What Is An Adjustable Rate Mortgage

An adjustable-rate mortgage, often called an ARM, is a home loan where the interest rate can change over time. This setup differs from a fixed-rate mortgage , where the interest rate stays the same for the life of the loan.

An adjustable rate mortgage (ARM) is a type of mortgage in which the interest rate may change during the repayment period, changing the amount owed in monthly payments. Adjustable rate mortgages are less common than 15- or 30-year fixed rate mortgages, but many people who plan to refinance or sell their homes quickly choose an ARM in order to keep their interest rates down in the first few years.

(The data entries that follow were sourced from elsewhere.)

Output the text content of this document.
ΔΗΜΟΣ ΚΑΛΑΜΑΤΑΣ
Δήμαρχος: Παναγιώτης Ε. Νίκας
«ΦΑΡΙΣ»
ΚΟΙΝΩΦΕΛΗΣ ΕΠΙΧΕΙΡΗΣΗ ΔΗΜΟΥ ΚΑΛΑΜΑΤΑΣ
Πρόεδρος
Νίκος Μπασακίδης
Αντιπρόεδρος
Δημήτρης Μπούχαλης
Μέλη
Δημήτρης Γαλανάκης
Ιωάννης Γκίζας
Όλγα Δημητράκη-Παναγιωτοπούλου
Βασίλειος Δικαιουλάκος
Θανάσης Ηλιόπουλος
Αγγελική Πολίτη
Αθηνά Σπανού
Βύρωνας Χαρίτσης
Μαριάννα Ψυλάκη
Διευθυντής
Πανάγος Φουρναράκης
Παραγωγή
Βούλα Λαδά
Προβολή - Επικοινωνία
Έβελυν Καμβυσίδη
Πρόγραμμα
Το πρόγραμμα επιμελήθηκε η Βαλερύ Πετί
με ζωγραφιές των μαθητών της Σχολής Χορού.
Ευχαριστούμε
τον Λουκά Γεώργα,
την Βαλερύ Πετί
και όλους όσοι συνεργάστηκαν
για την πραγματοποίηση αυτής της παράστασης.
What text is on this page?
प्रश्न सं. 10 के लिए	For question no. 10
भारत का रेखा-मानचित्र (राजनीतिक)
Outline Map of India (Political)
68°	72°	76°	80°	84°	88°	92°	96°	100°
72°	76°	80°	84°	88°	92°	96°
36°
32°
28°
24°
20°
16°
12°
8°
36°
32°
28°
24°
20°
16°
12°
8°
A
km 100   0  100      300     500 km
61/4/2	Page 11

Arm Lifetime Cap Index Rate Definition What Is A 7 1 arm mortgage loan Like many homebuyers, you may have been attracted to the low initial interest rate of an adjustable-rate mortgage (arm). While adjustable-rate mortgages may have lower initial interest rates than fixed-rate mortgages, the initial interest rate is only for a set period of time.Index | Definition of Index by Merriam-Webster – Recent Examples on the Web: Noun. An index fund is a group of stocks, like the S&P 500. – Vogue, "7 Investing Terms to Know Before You Turn 30," 14 aug. 2018.5 year arm Mortgage Rates  · See today’s mortgage rates from lenders in your area. Get the best mortgage rates by comparing mortgage rates for 30 year fixed, 15 year fixed & 5/1 ARM mortgages.5/1 arm loan means index rate definition The Nasdaq is on the brink of escaping from bear-market territory – In fact, when the index rises by 9% or better in January, the following February averages a decline of 0.44%. Stocks have capitalized on a more dovish Federal Reserve after the central bank on.